Tory governments are all the bloody same. Remember the last one? Preserve the wealth of the elite at the expense of EVERYONE ELSE. Because they've never had it hard, they have NO IDEA what it's like to struggle. Scum.

We (me included) didn't know how good we had it for the past 13 years. Yeah it got bad, but nothing on this. Gordon: you were right, we're fucked now. Sorry mate.

jeremiah's picture

Obviously this Budget will whack the poor.

The areas in the UK that are most reliant on Government programs are also the ones that tend not to vote Tory.

Parts of London, Northern England, Scotland & Wales will all take a hammering on Tuesday.

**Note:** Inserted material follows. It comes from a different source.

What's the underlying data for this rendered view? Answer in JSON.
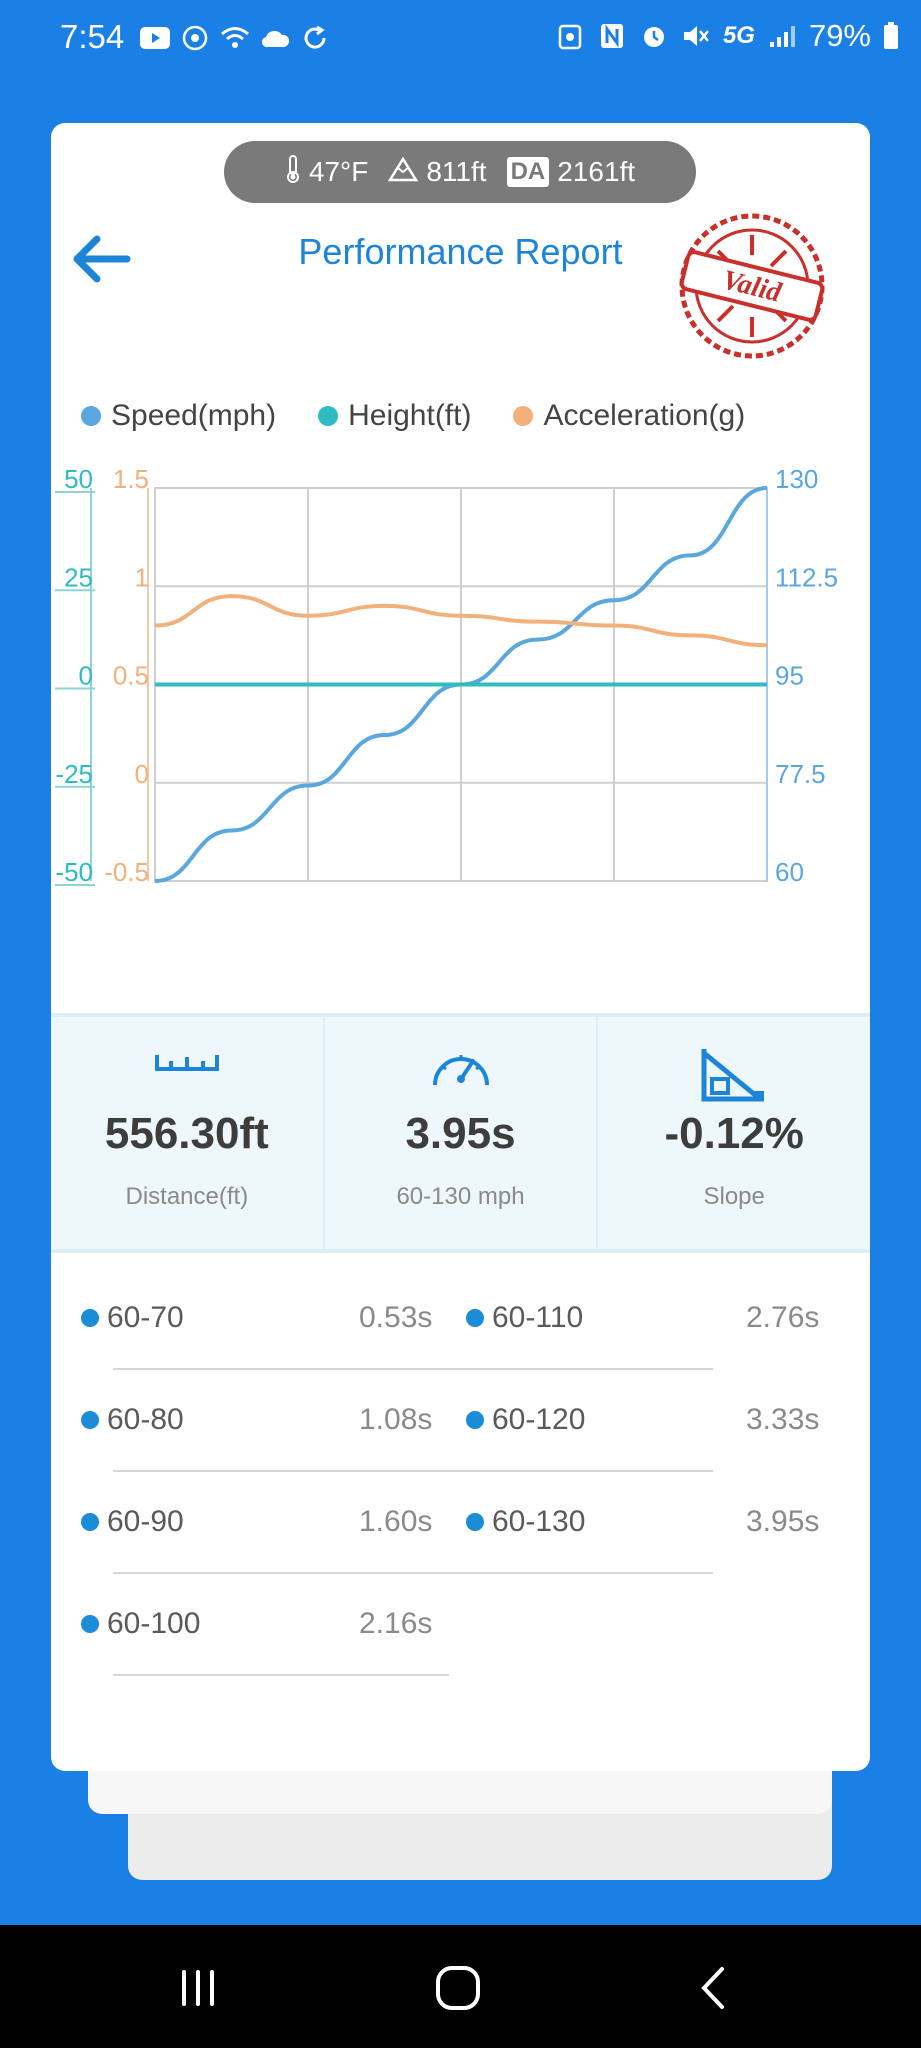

Labour made a balls up of the public finances and made Britain more unequal than in the time of that Thatchwoman.

Once Cameron & co. are finished Britain will be like the USA. We will have a pauper state and an even more unequal society.

Lou's picture

The days of Thatcher will seem like halcyon days compared to these current incumbents.
Regarding Osborne's claims that these cuts are progressive, he got his adjectives mixed up, what he should have said is that these will be regressive cuts.

Bill Kruse's picture

None of this addresses the heart of the problem, we only have one money supply and that's in the hands of a small group of private individuals, the owners of the private banks we're encouraged to borrow kmoney from. When they stop lending, as they have now, there's no money about and many experience hardship. Other countries have public, state-owned banks who will lend at good rates enabling businesses to grow and prosper, enabling them to avoid recession or at least the worst effects of it. Why can't we have a banking model like this? This isn't even being discussed, let alone addressed.

BB

sonia ali's picture

Whether they end up affecting the poor more directly (which I agree they will) in the end, everyone will suffer.
Cutting the Future Jobs fund is a silly move, dismantling the RDAs would be an even sillier move, particularly in the North, down in London we could probably live without the LDA. Funny though how Boris is already taking the credit for ERDF..as if somehow it has something to do with him, no doubt he will take credit for the LDA's implementation of the ERDF rounds in the past, but at the same time insist it has been inefficient and must be dismantled.

Drew's picture

The same mantra the wealthy elite have been chanting since Milton Friedman reared his ugly head from the womb touting ridiculous Randian rhetoric. The real issue here is the slow and utter failure of capitalist ideals in any circumstance over the last 30 years and the complete ignorance of it by the media and those in power.

Change is coming, and this is the tip of the iceberg, but the real questions remain to be answered... How long will the majority of the population remain complacent and/or ignorant? How long will the capitalist system fight its slow suffocation? Will change come before we reach the one-way street to oblivion, fascism, or both?